Una revisión sistemática de 2022 en Nutrients que comparó distintos protocolos de ayuno encontró que todas las formas de ayuno intermitente produjeron pérdida de peso y mejoras metabólicas, pero que la magnitud y el tipo de beneficio variaban según la duración y la frecuencia del protocolo (Patikorn et al., 2022). Las ventanas de ayuno más largas produjeron en general más autofagia y mejor sensibilidad a la insulina; las más cortas, mejor constancia y más conservación de masa magra.
Si el ayuno es del todo nuevo para ti, lee nuestra guía completa del ayuno intermitente antes de elegir un método.
Métodos de alimentación con restricción de tiempo
La alimentación con restricción de tiempo (TRE) es la categoría más popular del ayuno intermitente. Comes dentro de una ventana definida cada día y ayunas el resto. Los números se refieren a las horas de ayuno y a las horas de alimentación.
14/10 — el arranque suave
Ayunas 14 horas y comes en una ventana de 10. Es la puerta de entrada más accesible y aun así da resultados medibles. Un estudio de 2020 en JAMA Internal Medicine encontró que quienes seguían una ventana de alimentación de 10 horas bajaron de peso y mejoraron su presión arterial y su colesterol sin contar ni una caloría (Wilkinson et al., 2020).
Para la mayoría, 14/10 significa terminar la cena a las 20:00 y hacer la primera comida a las 10:00. Casi no se siente como ayuno, que es justo lo que necesita quien empieza.
Todo el detalle: ayuno intermitente 14/10
16/8 — el estándar
Ayunas 16 horas y comes en una ventana de 8. Es la forma más estudiada y más practicada de ayuno intermitente.
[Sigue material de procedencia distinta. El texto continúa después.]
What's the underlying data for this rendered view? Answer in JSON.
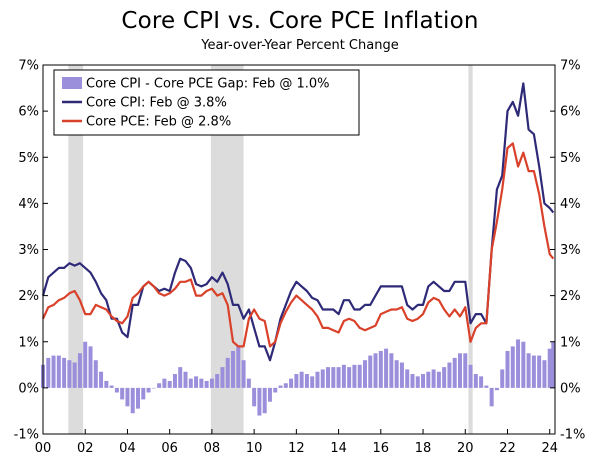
{
  "chart_data": {
    "type": "line",
    "title": "Core CPI vs. Core PCE Inflation",
    "subtitle": "Year-over-Year Percent Change",
    "xlabel": "",
    "ylabel": "",
    "xlim": [
      2000,
      2024.25
    ],
    "ylim": [
      -1,
      7
    ],
    "x_ticks": [
      2000,
      2002,
      2004,
      2006,
      2008,
      2010,
      2012,
      2014,
      2016,
      2018,
      2020,
      2022,
      2024
    ],
    "x_tick_labels": [
      "00",
      "02",
      "04",
      "06",
      "08",
      "10",
      "12",
      "14",
      "16",
      "18",
      "20",
      "22",
      "24"
    ],
    "y_ticks": [
      -1,
      0,
      1,
      2,
      3,
      4,
      5,
      6,
      7
    ],
    "y_tick_labels": [
      "-1%",
      "0%",
      "1%",
      "2%",
      "3%",
      "4%",
      "5%",
      "6%",
      "7%"
    ],
    "grid": false,
    "legend_position": "top-left",
    "recessions": [
      [
        2001.2,
        2001.9
      ],
      [
        2007.95,
        2009.5
      ],
      [
        2020.15,
        2020.35
      ]
    ],
    "series": [
      {
        "name": "Core CPI - Core PCE Gap: Feb @ 1.0%",
        "type": "bar",
        "color": "#9b8fdc",
        "points": [
          [
            2000.0,
            0.5
          ],
          [
            2000.25,
            0.65
          ],
          [
            2000.5,
            0.7
          ],
          [
            2000.75,
            0.7
          ],
          [
            2001.0,
            0.65
          ],
          [
            2001.25,
            0.6
          ],
          [
            2001.5,
            0.55
          ],
          [
            2001.75,
            0.75
          ],
          [
            2002.0,
            1.0
          ],
          [
            2002.25,
            0.9
          ],
          [
            2002.5,
            0.6
          ],
          [
            2002.75,
            0.35
          ],
          [
            2003.0,
            0.15
          ],
          [
            2003.25,
            0.05
          ],
          [
            2003.5,
            -0.1
          ],
          [
            2003.75,
            -0.25
          ],
          [
            2004.0,
            -0.4
          ],
          [
            2004.25,
            -0.55
          ],
          [
            2004.5,
            -0.45
          ],
          [
            2004.75,
            -0.25
          ],
          [
            2005.0,
            -0.1
          ],
          [
            2005.25,
            0.0
          ],
          [
            2005.5,
            0.1
          ],
          [
            2005.75,
            0.2
          ],
          [
            2006.0,
            0.15
          ],
          [
            2006.25,
            0.3
          ],
          [
            2006.5,
            0.45
          ],
          [
            2006.75,
            0.35
          ],
          [
            2007.0,
            0.2
          ],
          [
            2007.25,
            0.25
          ],
          [
            2007.5,
            0.2
          ],
          [
            2007.75,
            0.15
          ],
          [
            2008.0,
            0.2
          ],
          [
            2008.25,
            0.3
          ],
          [
            2008.5,
            0.45
          ],
          [
            2008.75,
            0.65
          ],
          [
            2009.0,
            0.8
          ],
          [
            2009.25,
            0.9
          ],
          [
            2009.5,
            0.6
          ],
          [
            2009.75,
            0.2
          ],
          [
            2010.0,
            -0.4
          ],
          [
            2010.25,
            -0.6
          ],
          [
            2010.5,
            -0.55
          ],
          [
            2010.75,
            -0.3
          ],
          [
            2011.0,
            -0.1
          ],
          [
            2011.25,
            0.05
          ],
          [
            2011.5,
            0.1
          ],
          [
            2011.75,
            0.2
          ],
          [
            2012.0,
            0.3
          ],
          [
            2012.25,
            0.35
          ],
          [
            2012.5,
            0.3
          ],
          [
            2012.75,
            0.25
          ],
          [
            2013.0,
            0.35
          ],
          [
            2013.25,
            0.4
          ],
          [
            2013.5,
            0.45
          ],
          [
            2013.75,
            0.45
          ],
          [
            2014.0,
            0.45
          ],
          [
            2014.25,
            0.5
          ],
          [
            2014.5,
            0.45
          ],
          [
            2014.75,
            0.5
          ],
          [
            2015.0,
            0.5
          ],
          [
            2015.25,
            0.6
          ],
          [
            2015.5,
            0.7
          ],
          [
            2015.75,
            0.75
          ],
          [
            2016.0,
            0.8
          ],
          [
            2016.25,
            0.85
          ],
          [
            2016.5,
            0.75
          ],
          [
            2016.75,
            0.6
          ],
          [
            2017.0,
            0.55
          ],
          [
            2017.25,
            0.4
          ],
          [
            2017.5,
            0.3
          ],
          [
            2017.75,
            0.25
          ],
          [
            2018.0,
            0.3
          ],
          [
            2018.25,
            0.35
          ],
          [
            2018.5,
            0.4
          ],
          [
            2018.75,
            0.35
          ],
          [
            2019.0,
            0.45
          ],
          [
            2019.25,
            0.55
          ],
          [
            2019.5,
            0.65
          ],
          [
            2019.75,
            0.75
          ],
          [
            2020.0,
            0.75
          ],
          [
            2020.25,
            0.5
          ],
          [
            2020.5,
            0.3
          ],
          [
            2020.75,
            0.25
          ],
          [
            2021.0,
            0.05
          ],
          [
            2021.25,
            -0.4
          ],
          [
            2021.5,
            -0.05
          ],
          [
            2021.75,
            0.4
          ],
          [
            2022.0,
            0.8
          ],
          [
            2022.25,
            0.9
          ],
          [
            2022.5,
            1.05
          ],
          [
            2022.75,
            1.0
          ],
          [
            2023.0,
            0.75
          ],
          [
            2023.25,
            0.7
          ],
          [
            2023.5,
            0.7
          ],
          [
            2023.75,
            0.6
          ],
          [
            2024.0,
            0.85
          ],
          [
            2024.17,
            1.0
          ]
        ]
      },
      {
        "name": "Core CPI: Feb @ 3.8%",
        "type": "line",
        "color": "#2e2a78",
        "points": [
          [
            2000.0,
            2.0
          ],
          [
            2000.25,
            2.4
          ],
          [
            2000.5,
            2.5
          ],
          [
            2000.75,
            2.6
          ],
          [
            2001.0,
            2.6
          ],
          [
            2001.25,
            2.7
          ],
          [
            2001.5,
            2.65
          ],
          [
            2001.75,
            2.7
          ],
          [
            2002.0,
            2.6
          ],
          [
            2002.25,
            2.5
          ],
          [
            2002.5,
            2.3
          ],
          [
            2002.75,
            2.05
          ],
          [
            2003.0,
            1.9
          ],
          [
            2003.25,
            1.5
          ],
          [
            2003.5,
            1.5
          ],
          [
            2003.75,
            1.2
          ],
          [
            2004.0,
            1.1
          ],
          [
            2004.25,
            1.8
          ],
          [
            2004.5,
            1.8
          ],
          [
            2004.75,
            2.2
          ],
          [
            2005.0,
            2.3
          ],
          [
            2005.25,
            2.2
          ],
          [
            2005.5,
            2.1
          ],
          [
            2005.75,
            2.15
          ],
          [
            2006.0,
            2.1
          ],
          [
            2006.25,
            2.5
          ],
          [
            2006.5,
            2.8
          ],
          [
            2006.75,
            2.75
          ],
          [
            2007.0,
            2.6
          ],
          [
            2007.25,
            2.25
          ],
          [
            2007.5,
            2.2
          ],
          [
            2007.75,
            2.25
          ],
          [
            2008.0,
            2.4
          ],
          [
            2008.25,
            2.3
          ],
          [
            2008.5,
            2.5
          ],
          [
            2008.75,
            2.25
          ],
          [
            2009.0,
            1.8
          ],
          [
            2009.25,
            1.8
          ],
          [
            2009.5,
            1.5
          ],
          [
            2009.75,
            1.7
          ],
          [
            2010.0,
            1.3
          ],
          [
            2010.25,
            0.9
          ],
          [
            2010.5,
            0.9
          ],
          [
            2010.75,
            0.6
          ],
          [
            2011.0,
            1.0
          ],
          [
            2011.25,
            1.5
          ],
          [
            2011.5,
            1.8
          ],
          [
            2011.75,
            2.1
          ],
          [
            2012.0,
            2.3
          ],
          [
            2012.25,
            2.2
          ],
          [
            2012.5,
            2.1
          ],
          [
            2012.75,
            1.95
          ],
          [
            2013.0,
            1.9
          ],
          [
            2013.25,
            1.7
          ],
          [
            2013.5,
            1.7
          ],
          [
            2013.75,
            1.7
          ],
          [
            2014.0,
            1.6
          ],
          [
            2014.25,
            1.9
          ],
          [
            2014.5,
            1.9
          ],
          [
            2014.75,
            1.7
          ],
          [
            2015.0,
            1.7
          ],
          [
            2015.25,
            1.8
          ],
          [
            2015.5,
            1.8
          ],
          [
            2015.75,
            2.0
          ],
          [
            2016.0,
            2.2
          ],
          [
            2016.25,
            2.2
          ],
          [
            2016.5,
            2.2
          ],
          [
            2016.75,
            2.2
          ],
          [
            2017.0,
            2.2
          ],
          [
            2017.25,
            1.8
          ],
          [
            2017.5,
            1.7
          ],
          [
            2017.75,
            1.8
          ],
          [
            2018.0,
            1.8
          ],
          [
            2018.25,
            2.2
          ],
          [
            2018.5,
            2.3
          ],
          [
            2018.75,
            2.2
          ],
          [
            2019.0,
            2.1
          ],
          [
            2019.25,
            2.1
          ],
          [
            2019.5,
            2.3
          ],
          [
            2019.75,
            2.3
          ],
          [
            2020.0,
            2.3
          ],
          [
            2020.25,
            1.4
          ],
          [
            2020.5,
            1.6
          ],
          [
            2020.75,
            1.6
          ],
          [
            2021.0,
            1.4
          ],
          [
            2021.25,
            3.0
          ],
          [
            2021.5,
            4.3
          ],
          [
            2021.75,
            4.6
          ],
          [
            2022.0,
            6.0
          ],
          [
            2022.25,
            6.2
          ],
          [
            2022.5,
            5.9
          ],
          [
            2022.75,
            6.6
          ],
          [
            2023.0,
            5.6
          ],
          [
            2023.25,
            5.5
          ],
          [
            2023.5,
            4.8
          ],
          [
            2023.75,
            4.0
          ],
          [
            2024.0,
            3.9
          ],
          [
            2024.17,
            3.8
          ]
        ]
      },
      {
        "name": "Core PCE: Feb @ 2.8%",
        "type": "line",
        "color": "#d9412a",
        "points": [
          [
            2000.0,
            1.5
          ],
          [
            2000.25,
            1.75
          ],
          [
            2000.5,
            1.8
          ],
          [
            2000.75,
            1.9
          ],
          [
            2001.0,
            1.95
          ],
          [
            2001.25,
            2.05
          ],
          [
            2001.5,
            2.1
          ],
          [
            2001.75,
            1.9
          ],
          [
            2002.0,
            1.6
          ],
          [
            2002.25,
            1.6
          ],
          [
            2002.5,
            1.8
          ],
          [
            2002.75,
            1.75
          ],
          [
            2003.0,
            1.7
          ],
          [
            2003.25,
            1.55
          ],
          [
            2003.5,
            1.45
          ],
          [
            2003.75,
            1.4
          ],
          [
            2004.0,
            1.55
          ],
          [
            2004.25,
            1.95
          ],
          [
            2004.5,
            2.05
          ],
          [
            2004.75,
            2.2
          ],
          [
            2005.0,
            2.3
          ],
          [
            2005.25,
            2.2
          ],
          [
            2005.5,
            2.05
          ],
          [
            2005.75,
            2.0
          ],
          [
            2006.0,
            2.05
          ],
          [
            2006.25,
            2.15
          ],
          [
            2006.5,
            2.3
          ],
          [
            2006.75,
            2.3
          ],
          [
            2007.0,
            2.35
          ],
          [
            2007.25,
            2.0
          ],
          [
            2007.5,
            2.0
          ],
          [
            2007.75,
            2.1
          ],
          [
            2008.0,
            2.15
          ],
          [
            2008.25,
            2.0
          ],
          [
            2008.5,
            2.05
          ],
          [
            2008.75,
            1.8
          ],
          [
            2009.0,
            1.0
          ],
          [
            2009.25,
            0.9
          ],
          [
            2009.5,
            0.9
          ],
          [
            2009.75,
            1.5
          ],
          [
            2010.0,
            1.7
          ],
          [
            2010.25,
            1.5
          ],
          [
            2010.5,
            1.45
          ],
          [
            2010.75,
            0.9
          ],
          [
            2011.0,
            1.0
          ],
          [
            2011.25,
            1.4
          ],
          [
            2011.5,
            1.65
          ],
          [
            2011.75,
            1.85
          ],
          [
            2012.0,
            2.0
          ],
          [
            2012.25,
            1.9
          ],
          [
            2012.5,
            1.8
          ],
          [
            2012.75,
            1.7
          ],
          [
            2013.0,
            1.55
          ],
          [
            2013.25,
            1.3
          ],
          [
            2013.5,
            1.3
          ],
          [
            2013.75,
            1.25
          ],
          [
            2014.0,
            1.2
          ],
          [
            2014.25,
            1.45
          ],
          [
            2014.5,
            1.5
          ],
          [
            2014.75,
            1.45
          ],
          [
            2015.0,
            1.3
          ],
          [
            2015.25,
            1.25
          ],
          [
            2015.5,
            1.3
          ],
          [
            2015.75,
            1.35
          ],
          [
            2016.0,
            1.6
          ],
          [
            2016.25,
            1.65
          ],
          [
            2016.5,
            1.7
          ],
          [
            2016.75,
            1.7
          ],
          [
            2017.0,
            1.75
          ],
          [
            2017.25,
            1.5
          ],
          [
            2017.5,
            1.45
          ],
          [
            2017.75,
            1.5
          ],
          [
            2018.0,
            1.6
          ],
          [
            2018.25,
            1.85
          ],
          [
            2018.5,
            1.95
          ],
          [
            2018.75,
            1.9
          ],
          [
            2019.0,
            1.7
          ],
          [
            2019.25,
            1.55
          ],
          [
            2019.5,
            1.7
          ],
          [
            2019.75,
            1.55
          ],
          [
            2020.0,
            1.75
          ],
          [
            2020.25,
            1.0
          ],
          [
            2020.5,
            1.3
          ],
          [
            2020.75,
            1.4
          ],
          [
            2021.0,
            1.4
          ],
          [
            2021.25,
            3.0
          ],
          [
            2021.5,
            3.6
          ],
          [
            2021.75,
            4.3
          ],
          [
            2022.0,
            5.2
          ],
          [
            2022.25,
            5.3
          ],
          [
            2022.5,
            4.8
          ],
          [
            2022.75,
            5.1
          ],
          [
            2023.0,
            4.7
          ],
          [
            2023.25,
            4.7
          ],
          [
            2023.5,
            4.2
          ],
          [
            2023.75,
            3.5
          ],
          [
            2024.0,
            2.9
          ],
          [
            2024.17,
            2.8
          ]
        ]
      }
    ]
  }
}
Las 16 horas bastan para vaciar el glucógeno hepático y poner en marcha una oxidación de grasa real, y la ventana de 8 horas da tiempo suficiente para dos o tres comidas que sacien.
La investigación de Tinsley y La Bounty (2015, Journal of the International Society of Sports Nutrition) mostró que el ayuno 16/8 combinado con entrenamiento de fuerza produjo pérdida de grasa sin perder masa muscular ni fuerza. Por eso es especialmente popular entre quienes entrenan con regularidad.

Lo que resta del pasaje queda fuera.